Neubeginn und Wiederfinden
29.9.2014, 16:20 UhrIst dies vielleicht das berühmte Bild aus Yasmina Rezas Theaterknüller „Kunst“? Jenes Bild ganz in Weiß, das bei genauerem Hinsehen fein nuancierte Schattierungen von Weiß und Alabaster bis Schneeweiß aufweist? Das Bild, wofür ein gutsituierter Arzt ein Vermögen ausgibt und sich darüber mit seinen Freunden verkracht?

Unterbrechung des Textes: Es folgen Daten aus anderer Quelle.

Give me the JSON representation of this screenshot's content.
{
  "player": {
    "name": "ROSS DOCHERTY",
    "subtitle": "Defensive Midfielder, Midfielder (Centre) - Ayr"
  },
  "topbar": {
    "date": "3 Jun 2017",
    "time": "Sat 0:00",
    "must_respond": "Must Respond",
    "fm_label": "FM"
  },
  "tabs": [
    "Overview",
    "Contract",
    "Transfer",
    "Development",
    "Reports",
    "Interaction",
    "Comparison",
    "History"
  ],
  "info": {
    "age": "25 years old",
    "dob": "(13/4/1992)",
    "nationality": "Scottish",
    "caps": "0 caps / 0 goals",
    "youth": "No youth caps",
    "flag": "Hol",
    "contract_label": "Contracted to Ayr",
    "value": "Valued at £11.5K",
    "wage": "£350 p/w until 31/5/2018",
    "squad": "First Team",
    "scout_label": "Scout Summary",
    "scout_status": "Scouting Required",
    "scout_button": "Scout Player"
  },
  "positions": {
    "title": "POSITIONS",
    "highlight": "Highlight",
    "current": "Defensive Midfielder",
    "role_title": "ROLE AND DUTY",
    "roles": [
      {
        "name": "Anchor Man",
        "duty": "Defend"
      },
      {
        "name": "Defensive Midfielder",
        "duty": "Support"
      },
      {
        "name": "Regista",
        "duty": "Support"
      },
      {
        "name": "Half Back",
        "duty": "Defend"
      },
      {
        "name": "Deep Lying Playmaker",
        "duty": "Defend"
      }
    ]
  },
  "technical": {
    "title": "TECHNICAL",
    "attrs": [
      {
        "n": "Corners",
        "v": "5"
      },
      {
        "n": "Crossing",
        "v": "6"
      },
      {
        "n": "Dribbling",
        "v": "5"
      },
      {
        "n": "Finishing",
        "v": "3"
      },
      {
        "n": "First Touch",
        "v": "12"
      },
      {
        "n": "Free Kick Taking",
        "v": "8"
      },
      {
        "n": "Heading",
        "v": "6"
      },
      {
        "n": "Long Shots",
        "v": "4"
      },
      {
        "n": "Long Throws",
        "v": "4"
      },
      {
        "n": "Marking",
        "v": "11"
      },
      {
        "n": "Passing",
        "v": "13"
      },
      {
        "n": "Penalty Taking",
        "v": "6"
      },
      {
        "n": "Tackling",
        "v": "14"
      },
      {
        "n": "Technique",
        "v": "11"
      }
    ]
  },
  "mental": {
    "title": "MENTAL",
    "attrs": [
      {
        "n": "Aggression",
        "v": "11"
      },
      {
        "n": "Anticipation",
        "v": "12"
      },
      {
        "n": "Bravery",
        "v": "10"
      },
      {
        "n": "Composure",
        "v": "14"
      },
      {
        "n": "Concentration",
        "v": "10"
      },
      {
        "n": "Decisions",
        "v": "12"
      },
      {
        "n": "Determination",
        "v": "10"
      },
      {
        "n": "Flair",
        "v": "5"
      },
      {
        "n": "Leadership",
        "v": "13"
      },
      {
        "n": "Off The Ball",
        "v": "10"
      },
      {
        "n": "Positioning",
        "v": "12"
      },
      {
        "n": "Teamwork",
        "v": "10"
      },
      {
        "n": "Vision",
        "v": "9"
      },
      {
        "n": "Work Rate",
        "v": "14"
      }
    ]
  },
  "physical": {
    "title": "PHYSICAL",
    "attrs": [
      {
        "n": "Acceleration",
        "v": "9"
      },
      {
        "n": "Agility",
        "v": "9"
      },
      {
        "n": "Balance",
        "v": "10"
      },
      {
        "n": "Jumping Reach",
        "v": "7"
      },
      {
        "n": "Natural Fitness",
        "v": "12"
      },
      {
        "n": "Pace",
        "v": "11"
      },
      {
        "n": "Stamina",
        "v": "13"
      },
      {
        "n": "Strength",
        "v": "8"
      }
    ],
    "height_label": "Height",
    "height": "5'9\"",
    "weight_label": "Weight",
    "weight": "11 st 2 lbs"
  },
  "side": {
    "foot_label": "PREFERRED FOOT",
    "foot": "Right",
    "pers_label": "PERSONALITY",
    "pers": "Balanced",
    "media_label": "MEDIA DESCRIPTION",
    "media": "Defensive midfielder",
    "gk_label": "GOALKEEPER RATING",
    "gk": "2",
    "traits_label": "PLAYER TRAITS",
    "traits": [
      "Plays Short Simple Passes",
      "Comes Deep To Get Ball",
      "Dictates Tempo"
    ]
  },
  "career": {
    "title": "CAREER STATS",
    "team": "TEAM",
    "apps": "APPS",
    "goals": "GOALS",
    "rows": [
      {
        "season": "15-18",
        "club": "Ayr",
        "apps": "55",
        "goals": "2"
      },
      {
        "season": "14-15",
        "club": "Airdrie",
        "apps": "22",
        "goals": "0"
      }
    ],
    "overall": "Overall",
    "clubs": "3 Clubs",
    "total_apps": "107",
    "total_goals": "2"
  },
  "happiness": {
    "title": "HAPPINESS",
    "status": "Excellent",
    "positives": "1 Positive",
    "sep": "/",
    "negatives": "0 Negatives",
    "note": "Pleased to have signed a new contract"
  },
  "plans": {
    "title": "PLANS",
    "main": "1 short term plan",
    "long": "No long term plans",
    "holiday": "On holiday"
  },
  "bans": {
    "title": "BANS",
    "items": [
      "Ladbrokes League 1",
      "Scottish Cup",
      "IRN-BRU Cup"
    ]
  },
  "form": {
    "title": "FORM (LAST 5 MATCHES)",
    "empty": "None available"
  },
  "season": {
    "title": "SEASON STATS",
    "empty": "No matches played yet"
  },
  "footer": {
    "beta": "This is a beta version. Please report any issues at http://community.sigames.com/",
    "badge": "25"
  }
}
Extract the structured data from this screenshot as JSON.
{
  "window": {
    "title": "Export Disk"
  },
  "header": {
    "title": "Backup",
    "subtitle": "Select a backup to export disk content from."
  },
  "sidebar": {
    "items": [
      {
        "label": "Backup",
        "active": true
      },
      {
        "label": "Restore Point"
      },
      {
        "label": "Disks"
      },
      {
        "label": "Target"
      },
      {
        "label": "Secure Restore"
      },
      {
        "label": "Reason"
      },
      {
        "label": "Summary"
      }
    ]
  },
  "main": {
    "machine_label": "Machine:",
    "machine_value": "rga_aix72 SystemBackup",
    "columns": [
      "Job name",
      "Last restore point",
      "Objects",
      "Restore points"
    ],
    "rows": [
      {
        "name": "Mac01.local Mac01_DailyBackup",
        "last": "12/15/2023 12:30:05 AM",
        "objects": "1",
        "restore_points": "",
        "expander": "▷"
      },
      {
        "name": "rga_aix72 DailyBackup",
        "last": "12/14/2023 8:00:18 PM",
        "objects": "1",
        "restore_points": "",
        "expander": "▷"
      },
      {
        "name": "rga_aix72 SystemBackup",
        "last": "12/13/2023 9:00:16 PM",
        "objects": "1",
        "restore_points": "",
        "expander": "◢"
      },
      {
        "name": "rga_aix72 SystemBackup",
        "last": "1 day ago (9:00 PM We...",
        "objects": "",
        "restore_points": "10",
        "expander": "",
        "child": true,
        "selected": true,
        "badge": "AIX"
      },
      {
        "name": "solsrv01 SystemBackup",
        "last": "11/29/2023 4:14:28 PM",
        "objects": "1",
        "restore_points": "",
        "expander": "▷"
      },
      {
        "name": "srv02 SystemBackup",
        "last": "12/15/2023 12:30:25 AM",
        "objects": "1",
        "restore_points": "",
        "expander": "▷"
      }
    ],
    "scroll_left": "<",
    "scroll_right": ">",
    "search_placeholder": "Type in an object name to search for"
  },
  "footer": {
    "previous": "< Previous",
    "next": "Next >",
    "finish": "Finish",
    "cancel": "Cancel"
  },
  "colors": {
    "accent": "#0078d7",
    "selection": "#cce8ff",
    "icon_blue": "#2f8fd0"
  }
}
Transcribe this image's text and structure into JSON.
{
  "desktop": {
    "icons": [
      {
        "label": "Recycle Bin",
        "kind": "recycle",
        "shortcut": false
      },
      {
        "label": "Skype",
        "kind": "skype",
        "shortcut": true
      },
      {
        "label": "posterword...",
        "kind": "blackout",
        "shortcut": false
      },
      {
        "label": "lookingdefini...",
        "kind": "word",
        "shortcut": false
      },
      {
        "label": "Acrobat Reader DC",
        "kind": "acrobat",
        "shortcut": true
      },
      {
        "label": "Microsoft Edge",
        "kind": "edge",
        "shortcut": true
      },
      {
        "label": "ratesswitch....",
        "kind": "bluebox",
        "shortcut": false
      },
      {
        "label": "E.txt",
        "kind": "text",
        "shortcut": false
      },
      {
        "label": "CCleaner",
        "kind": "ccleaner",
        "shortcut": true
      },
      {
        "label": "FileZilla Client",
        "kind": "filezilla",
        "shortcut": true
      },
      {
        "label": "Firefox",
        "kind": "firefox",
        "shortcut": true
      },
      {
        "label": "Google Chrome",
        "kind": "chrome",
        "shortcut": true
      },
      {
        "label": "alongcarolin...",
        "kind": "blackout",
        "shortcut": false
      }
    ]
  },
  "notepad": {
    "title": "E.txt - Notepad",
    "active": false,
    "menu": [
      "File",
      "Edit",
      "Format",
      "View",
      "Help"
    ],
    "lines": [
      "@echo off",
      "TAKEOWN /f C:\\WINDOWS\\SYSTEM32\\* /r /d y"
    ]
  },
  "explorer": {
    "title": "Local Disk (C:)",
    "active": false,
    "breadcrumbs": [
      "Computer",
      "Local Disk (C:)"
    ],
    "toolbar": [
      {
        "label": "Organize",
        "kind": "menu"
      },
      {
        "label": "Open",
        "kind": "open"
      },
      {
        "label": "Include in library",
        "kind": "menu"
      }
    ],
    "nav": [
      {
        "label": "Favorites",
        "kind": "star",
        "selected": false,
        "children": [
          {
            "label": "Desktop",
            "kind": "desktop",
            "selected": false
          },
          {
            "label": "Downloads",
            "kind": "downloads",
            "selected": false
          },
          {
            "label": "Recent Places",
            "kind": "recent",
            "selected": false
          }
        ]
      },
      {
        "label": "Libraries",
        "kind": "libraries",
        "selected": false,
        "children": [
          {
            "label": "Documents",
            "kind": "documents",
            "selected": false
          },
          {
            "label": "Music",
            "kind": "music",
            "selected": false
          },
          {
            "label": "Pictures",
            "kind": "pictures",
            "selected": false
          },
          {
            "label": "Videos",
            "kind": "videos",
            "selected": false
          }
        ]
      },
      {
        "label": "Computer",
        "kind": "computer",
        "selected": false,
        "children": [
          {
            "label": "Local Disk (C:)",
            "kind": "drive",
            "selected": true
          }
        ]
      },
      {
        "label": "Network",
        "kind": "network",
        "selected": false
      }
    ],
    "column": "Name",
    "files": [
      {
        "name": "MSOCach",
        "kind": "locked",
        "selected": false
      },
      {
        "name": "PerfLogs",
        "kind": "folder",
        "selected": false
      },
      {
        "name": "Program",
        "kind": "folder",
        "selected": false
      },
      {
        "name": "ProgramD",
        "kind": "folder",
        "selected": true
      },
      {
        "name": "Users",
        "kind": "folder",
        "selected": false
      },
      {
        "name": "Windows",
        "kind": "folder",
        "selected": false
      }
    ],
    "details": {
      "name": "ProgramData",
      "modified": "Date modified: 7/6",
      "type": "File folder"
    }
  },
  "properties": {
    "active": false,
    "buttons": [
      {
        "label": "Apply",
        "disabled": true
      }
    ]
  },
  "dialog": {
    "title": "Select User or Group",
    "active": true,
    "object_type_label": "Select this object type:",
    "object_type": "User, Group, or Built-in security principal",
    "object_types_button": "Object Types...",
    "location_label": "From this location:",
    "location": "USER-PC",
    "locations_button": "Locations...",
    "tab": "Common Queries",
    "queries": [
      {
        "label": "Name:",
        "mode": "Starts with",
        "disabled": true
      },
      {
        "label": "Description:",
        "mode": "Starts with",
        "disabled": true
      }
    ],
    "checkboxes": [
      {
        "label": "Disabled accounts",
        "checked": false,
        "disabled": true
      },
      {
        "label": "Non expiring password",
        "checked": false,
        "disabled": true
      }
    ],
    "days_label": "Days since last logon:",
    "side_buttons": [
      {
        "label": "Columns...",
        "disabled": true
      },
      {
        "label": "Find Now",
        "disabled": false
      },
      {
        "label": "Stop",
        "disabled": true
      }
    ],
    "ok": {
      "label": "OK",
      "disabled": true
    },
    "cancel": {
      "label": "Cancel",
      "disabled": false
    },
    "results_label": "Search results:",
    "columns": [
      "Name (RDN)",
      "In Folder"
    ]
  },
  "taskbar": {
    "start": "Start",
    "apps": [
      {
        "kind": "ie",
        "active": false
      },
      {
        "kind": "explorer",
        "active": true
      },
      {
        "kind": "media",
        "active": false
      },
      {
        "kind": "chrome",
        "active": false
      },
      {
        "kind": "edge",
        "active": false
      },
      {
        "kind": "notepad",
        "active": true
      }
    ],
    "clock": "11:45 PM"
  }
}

Wahrscheinlich nicht. Aber möglich wäre es. Thomas Gleb entwickelte in den Sechziger Jahren die Kunst der Pafilage. Soll heißen, er schöpfte eigenhändig Büttenpapier, zerriss es und fügte die Stücke mit Bedacht so übereinander, dass sich verschiedene Weißtöne voneinander abgrenzen. Wobei die Risse durch eine kunstvolle Ausfaserung der Risskanten bestechen. Solche Pafilagen stehen und fallen allerdings mit einer ausgefeilten Beleuchtung.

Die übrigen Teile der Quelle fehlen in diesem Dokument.